Because there's no receiver, the gun is substantially shorter than a pump or auto with the same barrel length. Much simpler, too.
With trap loads it's absolutely brilliant for hares or grouse in deep cover where you only get a tiny, close shooting window. For those afraid of close encounters of the furry kind you can load a grouse shell in one barrel and a slug in the other. In 30+ years of using it I've never mistaken one trigger for the other.
It's also my preferred bear defense gun. And before anyone makes a stink about it, I'm WELL aware of the inherent disadvantage of only having two shots...been over that a hundred times and then some, and I'm comfortable with the trade off.
The reason I prefer it for defense is because it guarantees that if I get any shot at all, it will be two shots.

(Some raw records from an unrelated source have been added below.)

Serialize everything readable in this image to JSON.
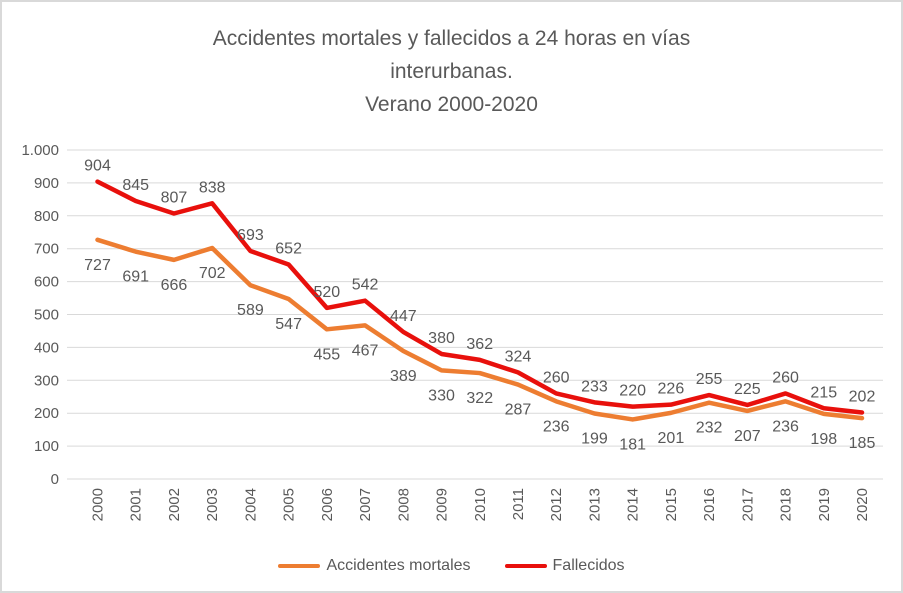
{
  "title": {
    "lines": [
      "Accidentes mortales y fallecidos a 24 horas en vías",
      "interurbanas.",
      "Verano 2000-2020"
    ]
  },
  "chart_data": {
    "type": "line",
    "title": "Accidentes mortales y fallecidos a 24 horas en vías interurbanas. Verano 2000-2020",
    "categories": [
      "2000",
      "2001",
      "2002",
      "2003",
      "2004",
      "2005",
      "2006",
      "2007",
      "2008",
      "2009",
      "2010",
      "2011",
      "2012",
      "2013",
      "2014",
      "2015",
      "2016",
      "2017",
      "2018",
      "2019",
      "2020"
    ],
    "series": [
      {
        "name": "Accidentes mortales",
        "color": "#ED7D31",
        "label_position": "below",
        "values": [
          727,
          691,
          666,
          702,
          589,
          547,
          455,
          467,
          389,
          330,
          322,
          287,
          236,
          199,
          181,
          201,
          232,
          207,
          236,
          198,
          185
        ]
      },
      {
        "name": "Fallecidos",
        "color": "#E8100C",
        "label_position": "above",
        "values": [
          904,
          845,
          807,
          838,
          693,
          652,
          520,
          542,
          447,
          380,
          362,
          324,
          260,
          233,
          220,
          226,
          255,
          225,
          260,
          215,
          202
        ]
      }
    ],
    "xlabel": "",
    "ylabel": "",
    "ylim": [
      0,
      1000
    ],
    "ytick_interval": 100,
    "ytick_labels": [
      "0",
      "100",
      "200",
      "300",
      "400",
      "500",
      "600",
      "700",
      "800",
      "900",
      "1.000"
    ],
    "grid": true,
    "data_labels": true,
    "legend_position": "bottom"
  },
  "colors": {
    "text": "#595959",
    "gridline": "#D9D9D9",
    "background": "#FFFFFF",
    "border": "#D9D9D9"
  }
}
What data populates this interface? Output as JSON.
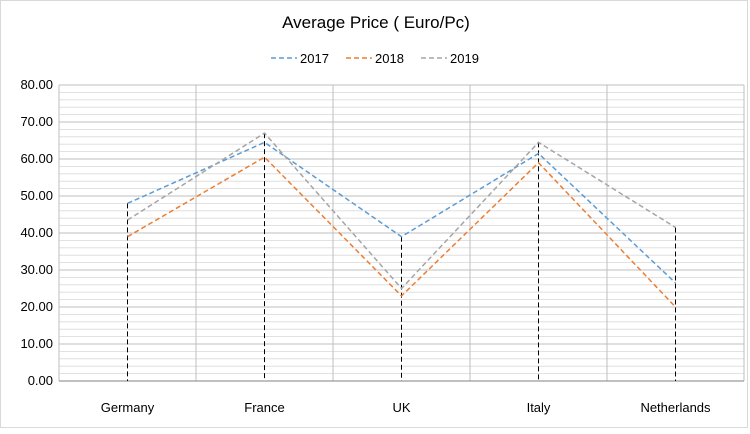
{
  "chart_data": {
    "type": "line",
    "title": "Average Price ( Euro/Pc)",
    "categories": [
      "Germany",
      "France",
      "UK",
      "Italy",
      "Netherlands"
    ],
    "series": [
      {
        "name": "2017",
        "color": "#5b9bd5",
        "values": [
          48.0,
          64.5,
          39.0,
          61.5,
          26.5
        ]
      },
      {
        "name": "2018",
        "color": "#ed7d31",
        "values": [
          39.0,
          60.5,
          23.0,
          59.0,
          20.0
        ]
      },
      {
        "name": "2019",
        "color": "#a5a5a5",
        "values": [
          43.5,
          67.0,
          25.0,
          64.5,
          41.5
        ]
      }
    ],
    "yticks": [
      "80.00",
      "70.00",
      "60.00",
      "50.00",
      "40.00",
      "30.00",
      "20.00",
      "10.00",
      "0.00"
    ],
    "ylim": [
      0,
      80
    ],
    "legend_position": "top",
    "grid": true,
    "drop_lines": true,
    "line_style": "dashed"
  }
}
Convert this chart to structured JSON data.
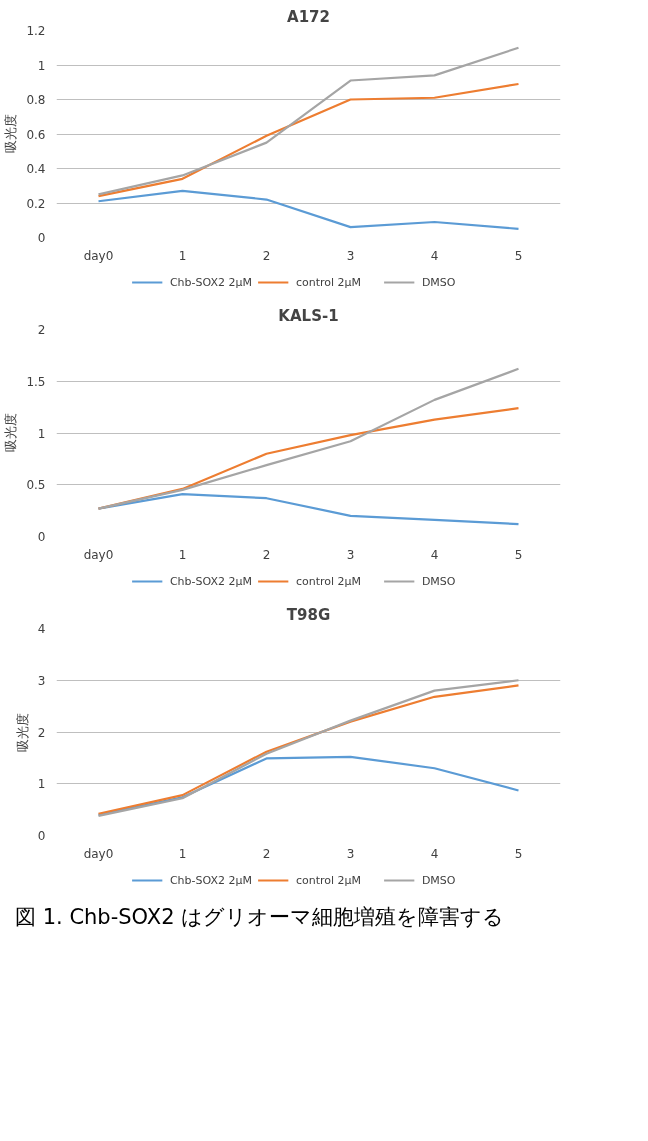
{
  "chart_data": [
    {
      "type": "line",
      "title": "A172",
      "ylabel": "吸光度",
      "categories": [
        "day0",
        "1",
        "2",
        "3",
        "4",
        "5"
      ],
      "ylim": [
        0,
        1.2
      ],
      "yticks": [
        0,
        0.2,
        0.4,
        0.6,
        0.8,
        1,
        1.2
      ],
      "grid": "y",
      "legend": "bottom",
      "series": [
        {
          "name": "Chb-SOX2 2µM",
          "color": "#5b9bd5",
          "values": [
            0.21,
            0.27,
            0.22,
            0.06,
            0.09,
            0.05
          ]
        },
        {
          "name": "control 2µM",
          "color": "#ed7d31",
          "values": [
            0.24,
            0.34,
            0.59,
            0.8,
            0.81,
            0.89
          ]
        },
        {
          "name": "DMSO",
          "color": "#a5a5a5",
          "values": [
            0.25,
            0.36,
            0.55,
            0.91,
            0.94,
            1.1
          ]
        }
      ]
    },
    {
      "type": "line",
      "title": "KALS-1",
      "ylabel": "吸光度",
      "categories": [
        "day0",
        "1",
        "2",
        "3",
        "4",
        "5"
      ],
      "ylim": [
        0,
        2
      ],
      "yticks": [
        0,
        0.5,
        1,
        1.5,
        2
      ],
      "grid": "y",
      "legend": "bottom",
      "series": [
        {
          "name": "Chb-SOX2 2µM",
          "color": "#5b9bd5",
          "values": [
            0.27,
            0.41,
            0.37,
            0.2,
            0.16,
            0.12
          ]
        },
        {
          "name": "control 2µM",
          "color": "#ed7d31",
          "values": [
            0.27,
            0.46,
            0.8,
            0.98,
            1.13,
            1.24
          ]
        },
        {
          "name": "DMSO",
          "color": "#a5a5a5",
          "values": [
            0.27,
            0.45,
            0.69,
            0.92,
            1.32,
            1.62
          ]
        }
      ]
    },
    {
      "type": "line",
      "title": "T98G",
      "ylabel": "吸光度",
      "categories": [
        "day0",
        "1",
        "2",
        "3",
        "4",
        "5"
      ],
      "ylim": [
        0,
        4
      ],
      "yticks": [
        0,
        1,
        2,
        3,
        4
      ],
      "grid": "y",
      "legend": "bottom",
      "annotations": [
        "図 1. Chb-SOX2 はグリオーマ細胞増殖を障害する"
      ],
      "series": [
        {
          "name": "Chb-SOX2 2µM",
          "color": "#5b9bd5",
          "values": [
            0.4,
            0.74,
            1.49,
            1.52,
            1.3,
            0.87
          ]
        },
        {
          "name": "control 2µM",
          "color": "#ed7d31",
          "values": [
            0.42,
            0.78,
            1.62,
            2.2,
            2.68,
            2.9
          ]
        },
        {
          "name": "DMSO",
          "color": "#a5a5a5",
          "values": [
            0.38,
            0.72,
            1.58,
            2.22,
            2.8,
            3.0
          ]
        }
      ]
    }
  ]
}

It's easy and natural to pull both triggers at the same time. If I do my job aiming the weapon, that's about as much short-range stopping power as you can get.

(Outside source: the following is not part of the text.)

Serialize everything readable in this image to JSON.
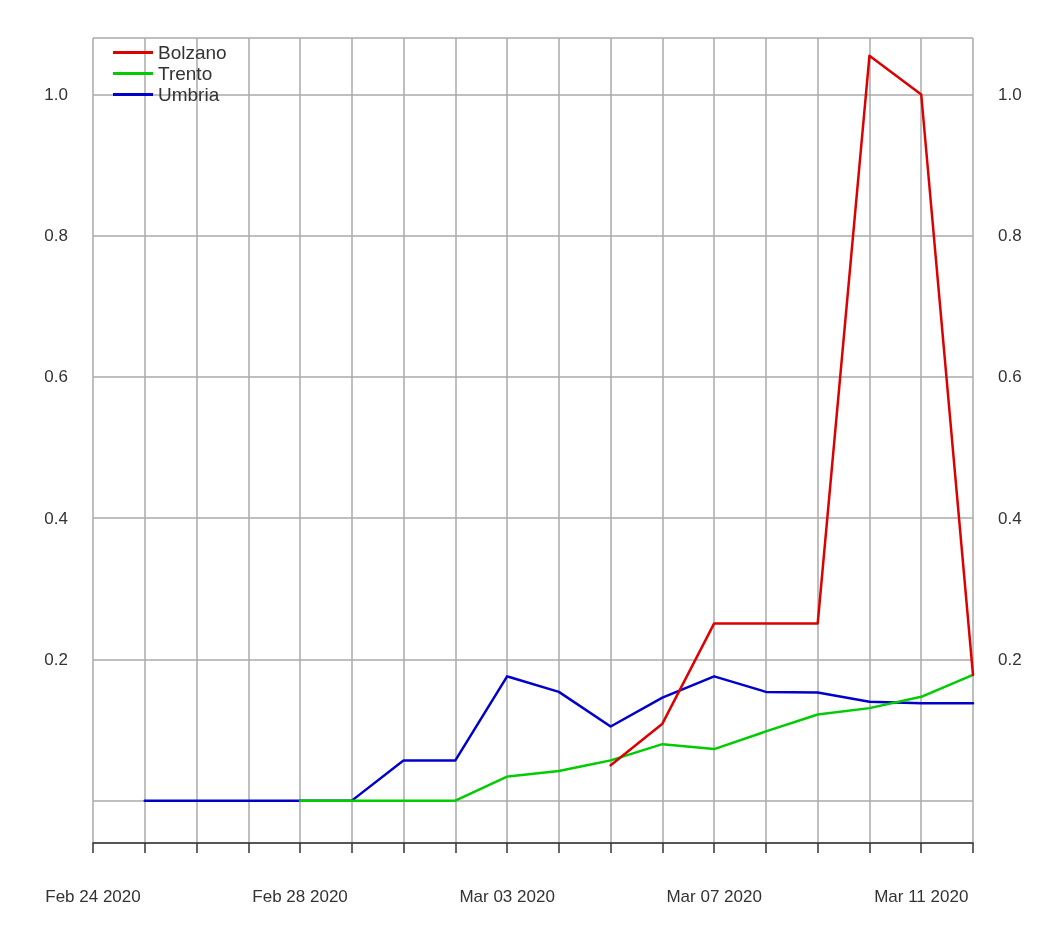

The inherent inaccuracy of the weapon at any distance is a powerful incentive to wait until the last second before firing. Grizzlies often bluff charge, and shooting a bear that wasn't going to make contact with you to begin with does NOT increase your chances of survival. Shooting a bear in no way guarantees it won't rip you to shreds before it expires.
I possibly incur a greater risk of failure by waiting longer and only having two shots. I personally feel that's a reasonable tradeoff to give the bear every chance not to be killed, and me every chance not to turn a bluff into a contact. I'd much rather kill another person in self defense than a bear...just don't want to have to do it.
One of the last reasons I prefer it for defense is because one of the few times I've ever felt the need to cary a long gun is during elk season. The proliferation of gut piles here, there, and everywhere makes it extremely difficult to judge where the bears are, and once a bear has claimed a gut pile they get pretty defensive about it. F&G
could cite me for carrying a long gun without a hunting license, but having such a ridiculously inaccurate weapon and nothing but slugs to feed it makes a pretty good case for it being defensive-only. Lot easier than trying to explain why I'm walking around with a .348 Winchester lever gun, anyway.
A quick word about shotgun slugs...the 1oz slugs you buy at MegaloMart are designed as an anti-personnel round and lack the penetration needed for bears. Brenneke is the only company I'm aware of that makes a proper deep-penetrating slug suitable for the job. And forget buckshot...it lacks even a fraction of the penetration needed to be reliable.